Possum (2018) Review

Directed by: Matthew Holness

Written by: Matthew Holness

Starring: Sean Harris, Alun Armstrong

1 Hour, 25 Min.

Phillip, who carries a mysterious bag, arrives by train and goes straight to a boarded-up old house. Inside the filthy old house, he wanders around to find no one is home. He goes out back and pulls a giant spider(!) out of his bag and hides it in a barrel.

The next morning, he wakes up to find the spider in his bed and Morris, an older man, downstairs. The spider is his puppet. He’s a disgraced puppeteer. Apparently, there was quite a scandal. He says he’s there to destroy the puppet.

He sees on the news that there’s a local boy missing in the area. Not long after, he throws the bag containing Possum into the river, but he can’t be apart from it; he goes back and retrieves the thing, and wakes up again in bed with it the next morning. Philip’s clear got some mental issues.
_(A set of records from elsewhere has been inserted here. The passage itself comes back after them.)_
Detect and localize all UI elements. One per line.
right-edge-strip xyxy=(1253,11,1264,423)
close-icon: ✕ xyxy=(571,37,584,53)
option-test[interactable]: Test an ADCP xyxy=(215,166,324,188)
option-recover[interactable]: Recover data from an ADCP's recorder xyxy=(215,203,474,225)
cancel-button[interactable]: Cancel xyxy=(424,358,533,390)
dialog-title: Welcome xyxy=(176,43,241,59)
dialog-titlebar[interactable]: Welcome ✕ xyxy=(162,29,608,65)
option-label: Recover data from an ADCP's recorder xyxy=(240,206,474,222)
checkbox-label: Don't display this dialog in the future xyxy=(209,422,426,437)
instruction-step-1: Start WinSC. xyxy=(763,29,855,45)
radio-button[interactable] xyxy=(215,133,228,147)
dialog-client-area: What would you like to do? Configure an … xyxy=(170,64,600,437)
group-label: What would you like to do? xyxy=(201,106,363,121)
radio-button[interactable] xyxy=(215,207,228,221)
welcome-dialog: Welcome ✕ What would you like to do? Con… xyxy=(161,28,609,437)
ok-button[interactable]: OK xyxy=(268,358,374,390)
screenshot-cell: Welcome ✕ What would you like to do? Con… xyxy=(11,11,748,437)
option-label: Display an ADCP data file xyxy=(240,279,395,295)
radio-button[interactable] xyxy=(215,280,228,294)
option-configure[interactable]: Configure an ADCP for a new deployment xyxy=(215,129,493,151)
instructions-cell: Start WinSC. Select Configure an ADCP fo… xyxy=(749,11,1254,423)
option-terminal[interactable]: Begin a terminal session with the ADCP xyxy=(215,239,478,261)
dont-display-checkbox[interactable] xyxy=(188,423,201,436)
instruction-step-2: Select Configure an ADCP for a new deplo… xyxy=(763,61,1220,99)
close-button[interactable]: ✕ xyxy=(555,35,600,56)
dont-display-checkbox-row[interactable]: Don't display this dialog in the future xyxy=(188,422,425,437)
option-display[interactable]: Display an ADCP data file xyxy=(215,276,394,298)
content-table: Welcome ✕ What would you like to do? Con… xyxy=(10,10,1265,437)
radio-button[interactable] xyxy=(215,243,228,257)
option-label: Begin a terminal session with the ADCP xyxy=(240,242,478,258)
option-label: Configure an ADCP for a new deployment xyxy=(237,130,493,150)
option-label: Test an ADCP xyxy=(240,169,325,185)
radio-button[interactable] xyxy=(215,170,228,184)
There’s lots of aimless wandering around in dirty, abandoned places, including swampland, and there’s a definite mood of bleak isolation and loneliness here.

He hates the puppet, but can’t give it up. But is the puppet really the source of his problem?

It kinda feels like a short film that’s been stretched too thin. This film is nothing if not moody and bleak; it’s the most hopeless movie I’ve seen in a long time. You know it’s not going to end well from the beginning, and you’d be right.